IBC-Go Documentation
Welcome to the documentation for IBC-Go, the Golang implementation of the Inter-Blockchain Communication Protocol! Looking for information on ibc-rs? Click here to go to the ibc-rs github repo.
The Inter-Blockchain Communication Protocol (IBC) is an end-to-end, connection-oriented, stateful protocol for reliable, ordered, and authenticated communication between heterogeneous blockchains arranged in an unknown and dynamic topology.
IBC is a protocol that allows blockchains to talk to each other. Chains that speak IBC can share any type of data as long as it's encoded in bytes, enabling the industry’s most feature-rich cross-chain interactions. IBC is secure and permissionless.
The protocol realizes this interoperability by specifying a set of data structures, abstractions, and semantics that can be implemented by any distributed ledger that satisfies a small set of requirements.
IBC can be used to build a wide range of cross-chain applications that include token transfers, atomic swaps, multi-chain smart contracts (with or without mutually comprehensible VMs), cross-chain account control, and data and code sharding of various kinds.
High-level overview of IBC
The following diagram shows how IBC works at a high level:
The transport layer (TAO) provides the necessary infrastructure to establish secure connections and authenticate data packets between chains. The application layer builds on top of the transport layer and defines exactly how data packets should be packaged and interpreted by the sending and receiving chains.

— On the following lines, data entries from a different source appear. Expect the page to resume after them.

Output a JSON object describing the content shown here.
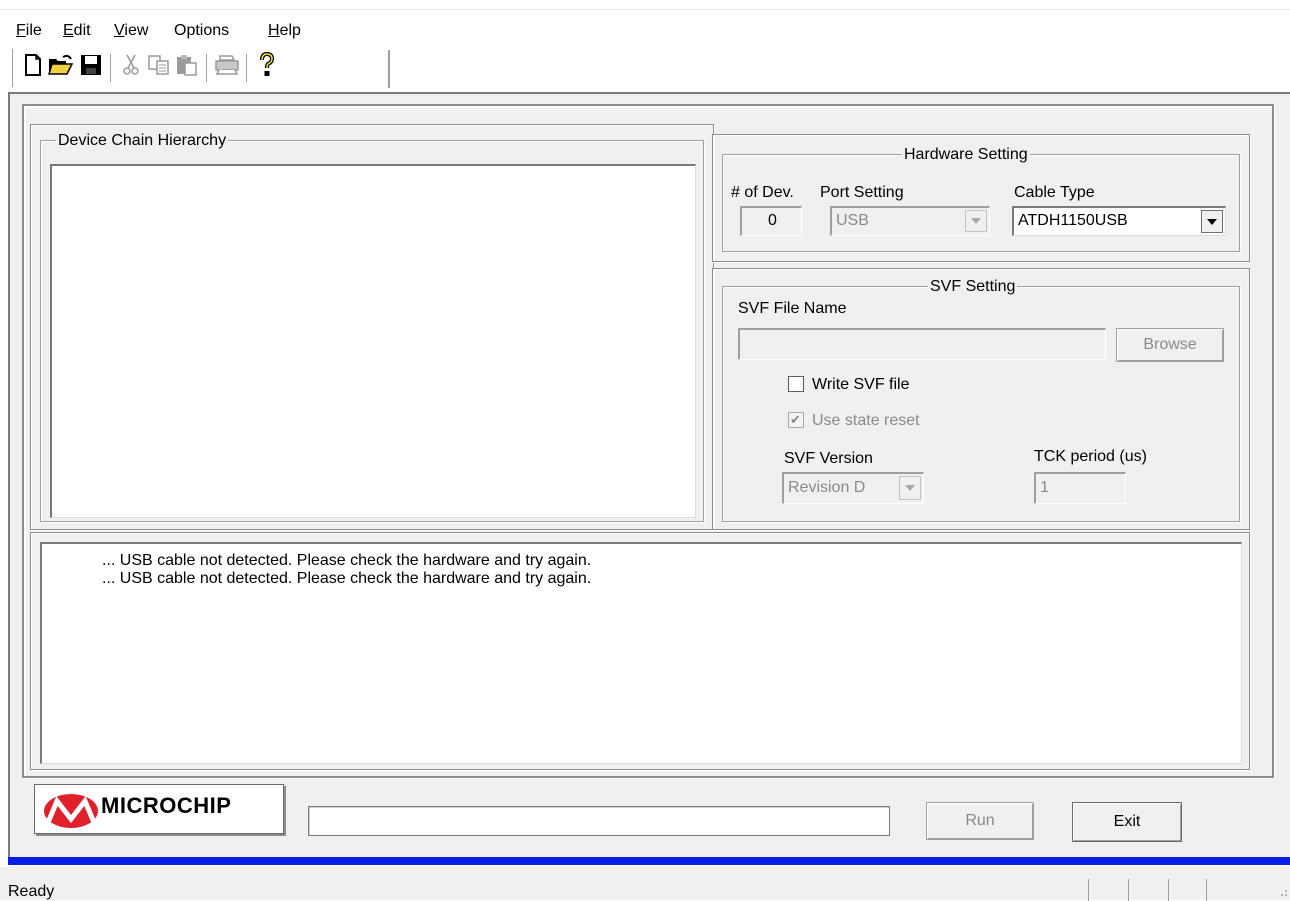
{
  "menu": {
    "items": [
      {
        "label": "File",
        "access": "F",
        "rest": "ile"
      },
      {
        "label": "Edit",
        "access": "E",
        "rest": "dit"
      },
      {
        "label": "View",
        "access": "V",
        "rest": "iew"
      },
      {
        "label": "Options",
        "access": "",
        "rest": "Options"
      },
      {
        "label": "Help",
        "access": "H",
        "rest": "elp"
      }
    ]
  },
  "toolbar": {
    "icons": [
      "new-icon",
      "open-icon",
      "save-icon",
      "cut-icon",
      "copy-icon",
      "paste-icon",
      "print-icon",
      "help-icon"
    ],
    "help_glyph": "?"
  },
  "device_chain": {
    "title": "Device Chain Hierarchy"
  },
  "hardware": {
    "title": "Hardware Setting",
    "num_dev_label": "# of Dev.",
    "num_dev_value": "0",
    "port_label": "Port Setting",
    "port_value": "USB",
    "cable_label": "Cable Type",
    "cable_value": "ATDH1150USB"
  },
  "svf": {
    "title": "SVF Setting",
    "file_name_label": "SVF File Name",
    "file_name_value": "",
    "browse_label": "Browse",
    "write_svf_label": "Write SVF file",
    "write_svf_checked": false,
    "use_state_reset_label": "Use state reset",
    "use_state_reset_checked": true,
    "version_label": "SVF Version",
    "version_value": "Revision D",
    "tck_label": "TCK period (us)",
    "tck_value": "1",
    "check_glyph": "✔"
  },
  "log": {
    "lines": [
      "... USB cable not detected. Please check the hardware and try again.",
      "... USB cable not detected. Please check the hardware and try again."
    ]
  },
  "footer": {
    "logo_text": "MICROCHIP",
    "run_label": "Run",
    "exit_label": "Exit",
    "progress_percent": 0
  },
  "status": {
    "text": "Ready"
  },
  "colors": {
    "accent_bar": "#0a1fe6",
    "logo_red": "#e0202a"
  }
}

IBC provides a reliable, permissionless, and generic base layer (allowing for the secure relaying of data packets), while allowing for composability and modularity with separation of concerns by moving application designs (interpreting and acting upon the packet data) to a higher-level layer. This separation is reflected in the categories:
- IBC/TAO comprises the Transport, Authentication, and Ordering of packets, i.e. the infrastructure layer.

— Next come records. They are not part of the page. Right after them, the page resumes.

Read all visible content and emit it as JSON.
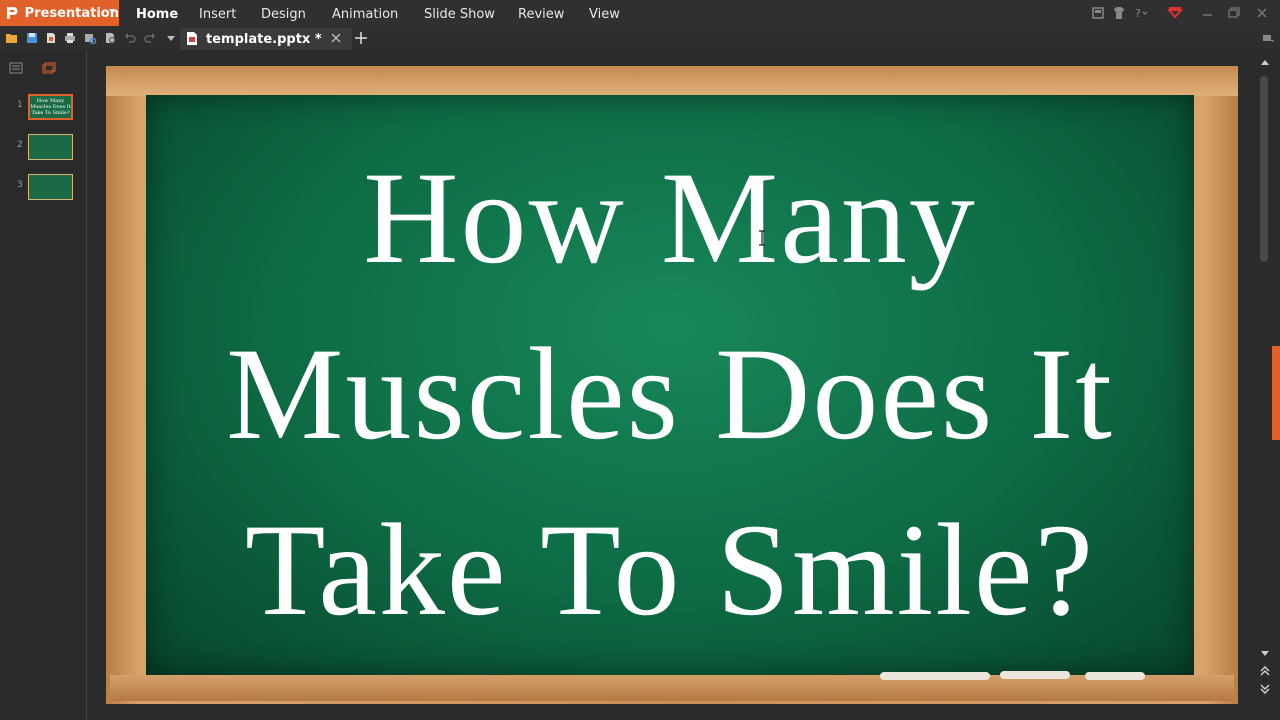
{
  "app": {
    "name": "Presentation",
    "accent_color": "#e0622a"
  },
  "menu": {
    "items": [
      "Home",
      "Insert",
      "Design",
      "Animation",
      "Slide Show",
      "Review",
      "View"
    ],
    "active": "Home"
  },
  "document": {
    "tab_label": "template.pptx *"
  },
  "slides": {
    "count": 3,
    "selected": 1,
    "thumbnails": [
      {
        "number": "1",
        "text": "How Many Muscles Does It Take To Smile?"
      },
      {
        "number": "2",
        "text": ""
      },
      {
        "number": "3",
        "text": ""
      }
    ]
  },
  "current_slide": {
    "title_lines": [
      "How Many",
      "Muscles Does It",
      "Take To Smile?"
    ],
    "board_color": "#0f7048",
    "frame_color": "#c99156"
  },
  "icons": {
    "app_logo": "presentation-logo-icon",
    "toolbar": [
      "open-folder-icon",
      "save-icon",
      "new-icon",
      "print-icon",
      "print-preview-icon",
      "export-pdf-icon",
      "undo-icon",
      "redo-icon",
      "dropdown-icon"
    ],
    "window": [
      "skin-icon",
      "shirt-icon",
      "help-icon",
      "heart-icon",
      "minimize-icon",
      "restore-icon",
      "close-icon"
    ]
  }
}
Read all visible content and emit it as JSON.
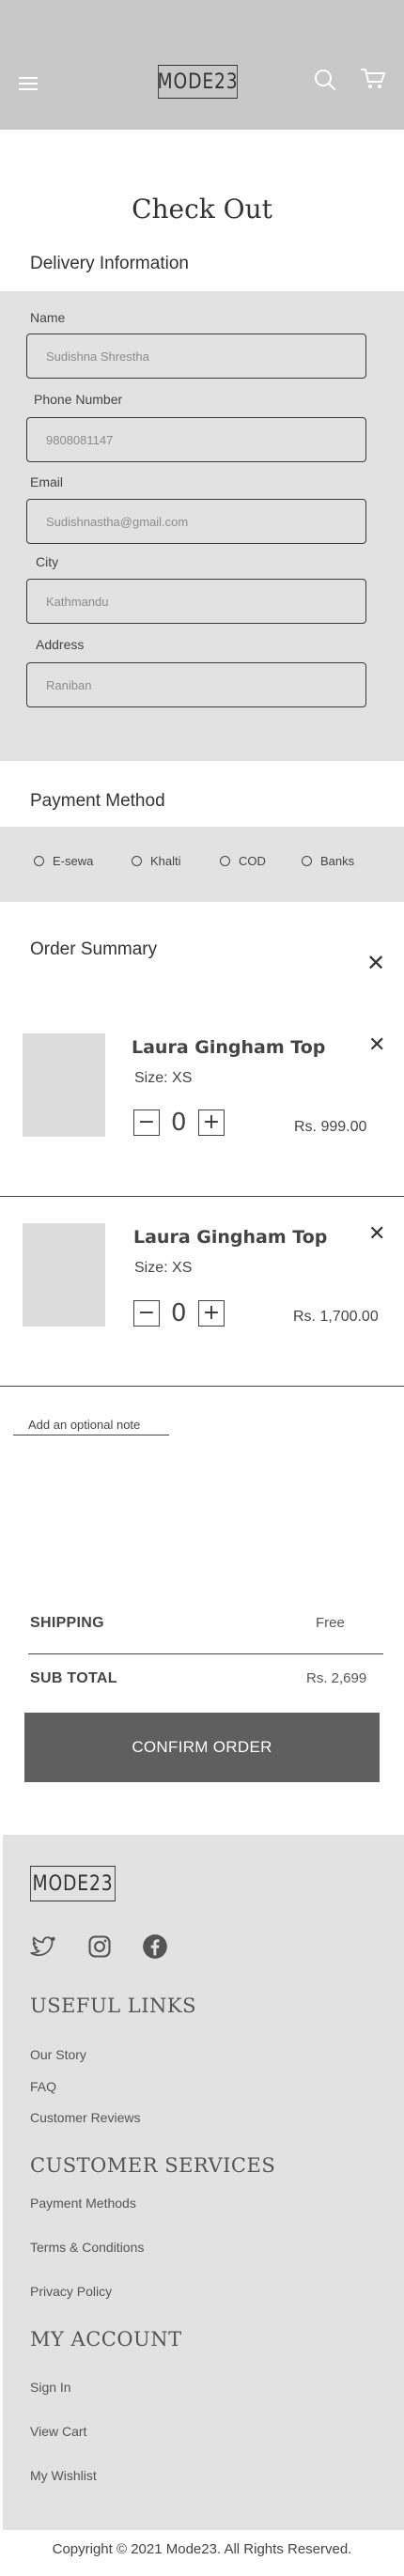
{
  "header": {
    "logo": "MODE23",
    "colors": {
      "background": "#c8c8c8"
    }
  },
  "page_title": "Check Out",
  "delivery": {
    "title": "Delivery Information",
    "fields": [
      {
        "label": "Name",
        "placeholder": "Sudishna Shrestha"
      },
      {
        "label": "Phone Number",
        "placeholder": "9808081147"
      },
      {
        "label": "Email",
        "placeholder": "Sudishnastha@gmail.com"
      },
      {
        "label": "City",
        "placeholder": "Kathmandu"
      },
      {
        "label": "Address",
        "placeholder": "Raniban"
      }
    ]
  },
  "payment": {
    "title": "Payment Method",
    "options": [
      "E-sewa",
      "Khalti",
      "COD",
      "Banks"
    ]
  },
  "order_summary": {
    "title": "Order Summary",
    "items": [
      {
        "name": "Laura Gingham Top",
        "size": "Size: XS",
        "qty": "0",
        "price": "Rs. 999.00"
      },
      {
        "name": "Laura Gingham Top",
        "size": "Size: XS",
        "qty": "0",
        "price": "Rs. 1,700.00"
      }
    ],
    "note_link": "Add an optional note",
    "shipping_label": "SHIPPING",
    "shipping_value": "Free",
    "subtotal_label": "SUB TOTAL",
    "subtotal_value": "Rs. 2,699",
    "confirm_label": "CONFIRM ORDER"
  },
  "footer": {
    "logo": "MODE23",
    "social_icons": [
      "twitter-icon",
      "instagram-icon",
      "facebook-icon"
    ],
    "useful_links_title": "USEFUL LINKS",
    "useful_links": [
      "Our Story",
      "FAQ",
      "Customer Reviews"
    ],
    "customer_services_title": "CUSTOMER SERVICES",
    "customer_services": [
      "Payment Methods",
      "Terms & Conditions",
      "Privacy Policy"
    ],
    "my_account_title": "MY ACCOUNT",
    "my_account": [
      "Sign In",
      "View Cart",
      "My Wishlist"
    ],
    "copyright": "Copyright © 2021 Mode23. All Rights Reserved."
  },
  "colors": {
    "panel": "#e2e2e2",
    "button": "#5f5f5f",
    "text": "#3a3a3a"
  }
}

- IBC/APP consists of the application handlers for the data packets being passed over the transport layer. These include but are not limited to fungible token transfers (ICS-20), NFT transfers (ICS-721), and interchain accounts (ICS-27).
- Application module: groups any application, middleware or smart contract that may wrap downstream application handlers to provide enhanced functionality.

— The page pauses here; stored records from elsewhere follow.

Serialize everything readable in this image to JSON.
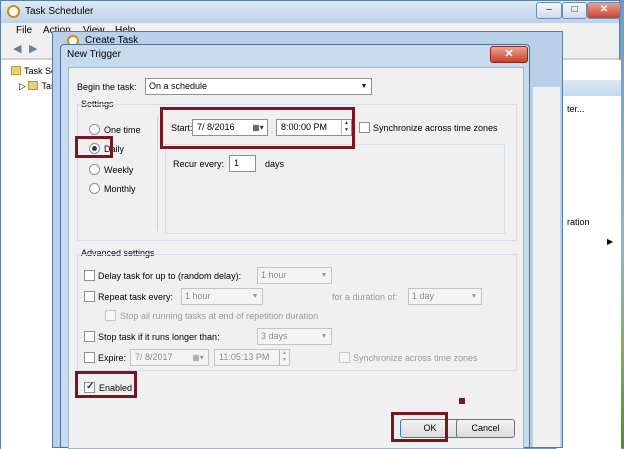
{
  "task_scheduler": {
    "title": "Task Scheduler",
    "menu": [
      "File",
      "Action",
      "View",
      "Help"
    ],
    "tree": [
      "Task Sch",
      "Task"
    ],
    "right_panel": [
      "ter...",
      "ration"
    ]
  },
  "create_task": {
    "title": "Create Task"
  },
  "new_trigger": {
    "title": "New Trigger",
    "begin_label": "Begin the task:",
    "begin_value": "On a schedule",
    "settings_label": "Settings",
    "schedule_options": [
      "One time",
      "Daily",
      "Weekly",
      "Monthly"
    ],
    "selected_option": "Daily",
    "start_label": "Start:",
    "start_date": "7/ 8/2016",
    "start_time": "8:00:00 PM",
    "sync_label": "Synchronize across time zones",
    "recur_label": "Recur every:",
    "recur_value": "1",
    "recur_unit": "days",
    "advanced_label": "Advanced settings",
    "delay_label": "Delay task for up to (random delay):",
    "delay_value": "1 hour",
    "repeat_label": "Repeat task every:",
    "repeat_value": "1 hour",
    "duration_label": "for a duration of:",
    "duration_value": "1 day",
    "stop_running_label": "Stop all running tasks at end of repetition duration",
    "stop_longer_label": "Stop task if it runs longer than:",
    "stop_longer_value": "3 days",
    "expire_label": "Expire:",
    "expire_date": "7/ 8/2017",
    "expire_time": "11:05:13 PM",
    "expire_sync_label": "Synchronize across time zones",
    "enabled_label": "Enabled",
    "ok_label": "OK",
    "cancel_label": "Cancel"
  },
  "colors": {
    "highlight": "#7a1523",
    "dialog_frame": "#c7dbee"
  },
  "icons": {
    "close": "close-icon",
    "calendar": "calendar-dropdown-icon",
    "spin": "spin-arrows-icon",
    "check": "check-icon"
  }
}
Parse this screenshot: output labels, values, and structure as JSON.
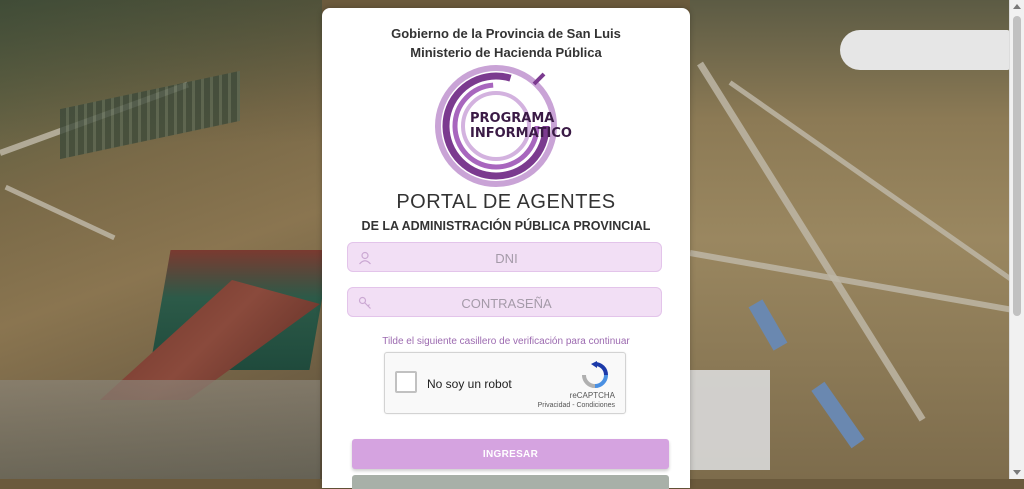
{
  "header": {
    "line1": "Gobierno de la Provincia de San Luis",
    "line2": "Ministerio de Hacienda Pública"
  },
  "logo": {
    "line1": "PROGRAMA",
    "line2": "INFORMATICO",
    "color": "#7b3a8f"
  },
  "portal": {
    "title": "PORTAL DE AGENTES",
    "subtitle": "DE LA ADMINISTRACIÓN PÚBLICA PROVINCIAL"
  },
  "form": {
    "dni_placeholder": "DNI",
    "password_placeholder": "CONTRASEÑA",
    "hint": "Tilde el siguiente casillero de verificación para continuar",
    "captcha_label": "No soy un robot",
    "captcha_brand": "reCAPTCHA",
    "captcha_links": "Privacidad - Condiciones",
    "submit_label": "INGRESAR"
  },
  "colors": {
    "field_bg": "#f2dff5",
    "button_bg": "#d5a3e0",
    "hint_color": "#9c6ab0"
  },
  "icons": {
    "dni_field_icon": "user-icon",
    "password_field_icon": "key-icon",
    "captcha_logo": "recaptcha-icon"
  }
}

Note three crucial elements in the diagram:
- The chains depend on relayers to communicate. Relayers are the "physical" connection layer of IBC: off-chain processes responsible for relaying data between two chains running the IBC protocol by scanning the state of each chain, constructing appropriate datagrams, and executing them on the opposite chain as is allowed by the protocol.
- Many relayers can serve one or more channels to send messages between the chains.
- Each side of the connection uses the light client of the other chain to quickly verify incoming messages.